This revelation was extremely alienating at first. It was intimidating territory for myself and for others. Some might stigmatize it as a form of “madness” or liken it to an acid trip, but a shaman might identify it as an entry into the spiritual world. A psychoanalyst might define it as overpowering the mind’s repressive defense mechanisms. I tend to agree with its more empowering formulations, though I have still to explore how to fully manifest it.

I’ve become more comfortable with the abstract language and visualising sensations that link with contexts or events. These spaces live as pictures inside of me, as my own metaphors. I allow myself to internalize images that have had impact on me, having accepted them as my own reality. I screen capture, collect photographs and digest them. I paste them on the wall keeping them in view as I’m painting. While working, these images align with my current experiences and feelings in the form of brushstrokes and gestures, and I’m able to combine their influence with a piece of myself in their output.

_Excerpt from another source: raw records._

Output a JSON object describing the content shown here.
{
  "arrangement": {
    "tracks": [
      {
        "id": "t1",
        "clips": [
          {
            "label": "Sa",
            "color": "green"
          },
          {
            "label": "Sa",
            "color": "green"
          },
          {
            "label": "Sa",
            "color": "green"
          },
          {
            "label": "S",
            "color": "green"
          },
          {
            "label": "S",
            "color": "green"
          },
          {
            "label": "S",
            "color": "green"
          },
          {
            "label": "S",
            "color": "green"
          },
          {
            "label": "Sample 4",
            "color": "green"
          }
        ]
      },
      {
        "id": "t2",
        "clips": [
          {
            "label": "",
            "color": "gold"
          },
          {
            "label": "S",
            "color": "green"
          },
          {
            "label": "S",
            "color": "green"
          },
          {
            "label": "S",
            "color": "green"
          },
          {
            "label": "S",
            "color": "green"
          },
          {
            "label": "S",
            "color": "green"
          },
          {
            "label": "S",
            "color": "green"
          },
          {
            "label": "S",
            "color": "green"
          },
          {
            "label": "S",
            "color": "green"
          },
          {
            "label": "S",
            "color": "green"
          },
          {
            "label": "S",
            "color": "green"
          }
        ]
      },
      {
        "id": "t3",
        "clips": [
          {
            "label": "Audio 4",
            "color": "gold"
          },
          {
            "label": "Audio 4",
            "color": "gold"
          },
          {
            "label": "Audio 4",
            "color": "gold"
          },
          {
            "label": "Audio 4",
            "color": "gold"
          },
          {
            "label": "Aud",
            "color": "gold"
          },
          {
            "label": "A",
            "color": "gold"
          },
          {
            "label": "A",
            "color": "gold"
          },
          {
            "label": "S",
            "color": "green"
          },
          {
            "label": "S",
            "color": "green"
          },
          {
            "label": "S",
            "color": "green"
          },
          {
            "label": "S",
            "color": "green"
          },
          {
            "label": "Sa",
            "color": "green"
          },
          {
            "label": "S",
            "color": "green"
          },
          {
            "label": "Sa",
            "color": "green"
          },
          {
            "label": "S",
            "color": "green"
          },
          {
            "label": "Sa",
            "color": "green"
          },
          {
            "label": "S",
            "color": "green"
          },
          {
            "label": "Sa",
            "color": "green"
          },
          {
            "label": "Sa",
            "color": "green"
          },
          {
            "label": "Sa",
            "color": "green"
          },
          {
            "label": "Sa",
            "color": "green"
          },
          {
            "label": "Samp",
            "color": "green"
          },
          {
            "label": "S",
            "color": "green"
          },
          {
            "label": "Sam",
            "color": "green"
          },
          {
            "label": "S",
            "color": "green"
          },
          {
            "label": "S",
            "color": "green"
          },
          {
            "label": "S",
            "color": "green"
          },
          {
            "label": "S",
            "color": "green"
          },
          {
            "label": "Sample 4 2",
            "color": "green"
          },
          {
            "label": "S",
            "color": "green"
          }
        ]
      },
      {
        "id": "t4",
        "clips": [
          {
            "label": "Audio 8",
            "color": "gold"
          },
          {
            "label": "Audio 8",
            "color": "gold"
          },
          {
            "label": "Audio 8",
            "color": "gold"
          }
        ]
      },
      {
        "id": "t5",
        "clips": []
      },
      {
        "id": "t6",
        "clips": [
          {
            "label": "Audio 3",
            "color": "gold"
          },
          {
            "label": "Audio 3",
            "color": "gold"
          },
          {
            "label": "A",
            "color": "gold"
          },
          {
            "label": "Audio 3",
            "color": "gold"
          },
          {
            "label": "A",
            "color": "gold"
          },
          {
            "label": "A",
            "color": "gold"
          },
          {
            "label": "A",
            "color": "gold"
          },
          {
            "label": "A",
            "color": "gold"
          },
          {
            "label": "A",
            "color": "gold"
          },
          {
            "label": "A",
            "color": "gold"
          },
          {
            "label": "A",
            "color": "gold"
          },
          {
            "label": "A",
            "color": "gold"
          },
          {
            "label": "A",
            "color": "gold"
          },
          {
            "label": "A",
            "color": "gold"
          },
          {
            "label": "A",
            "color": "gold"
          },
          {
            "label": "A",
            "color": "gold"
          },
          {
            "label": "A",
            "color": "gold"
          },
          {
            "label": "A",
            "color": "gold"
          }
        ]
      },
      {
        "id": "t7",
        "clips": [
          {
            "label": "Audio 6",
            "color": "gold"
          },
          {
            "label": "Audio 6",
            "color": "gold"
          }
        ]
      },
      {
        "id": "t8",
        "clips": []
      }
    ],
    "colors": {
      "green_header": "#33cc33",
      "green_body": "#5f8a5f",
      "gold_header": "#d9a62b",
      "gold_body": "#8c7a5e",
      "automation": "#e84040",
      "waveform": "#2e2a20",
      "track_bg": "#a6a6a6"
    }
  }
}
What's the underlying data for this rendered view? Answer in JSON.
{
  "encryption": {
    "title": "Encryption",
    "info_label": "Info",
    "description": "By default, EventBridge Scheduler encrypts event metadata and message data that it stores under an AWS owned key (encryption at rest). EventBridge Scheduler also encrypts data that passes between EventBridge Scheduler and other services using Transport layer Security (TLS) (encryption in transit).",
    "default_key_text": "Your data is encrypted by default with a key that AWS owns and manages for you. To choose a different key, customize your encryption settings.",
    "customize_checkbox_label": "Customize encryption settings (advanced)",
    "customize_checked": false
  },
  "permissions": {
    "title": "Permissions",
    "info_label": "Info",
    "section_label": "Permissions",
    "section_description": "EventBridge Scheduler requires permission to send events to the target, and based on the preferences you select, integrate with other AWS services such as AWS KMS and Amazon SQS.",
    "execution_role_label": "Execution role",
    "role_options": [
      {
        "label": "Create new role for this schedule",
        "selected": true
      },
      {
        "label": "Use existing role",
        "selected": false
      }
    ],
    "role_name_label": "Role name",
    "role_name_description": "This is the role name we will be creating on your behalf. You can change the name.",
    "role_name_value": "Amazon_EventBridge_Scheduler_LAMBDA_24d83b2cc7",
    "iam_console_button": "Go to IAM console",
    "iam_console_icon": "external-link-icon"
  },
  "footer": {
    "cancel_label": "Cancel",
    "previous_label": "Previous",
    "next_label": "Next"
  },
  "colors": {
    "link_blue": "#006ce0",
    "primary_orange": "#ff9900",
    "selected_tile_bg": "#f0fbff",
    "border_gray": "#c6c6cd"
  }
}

After discussing this phenomenon – this “glitch” – with other peers and professional creatives, I’ve learned it’s not so uncommon. I’m surprised by the different tools others use to build their own realities, and I feel enlivened meeting them on a plane of shared metaphors where we weave a sort of hieroglyphic language. I remember having coffee with a friend, finding a meeting point in our different customs of weirdness, and both of us having little to say but sharing the grin of the Cheshire Cat.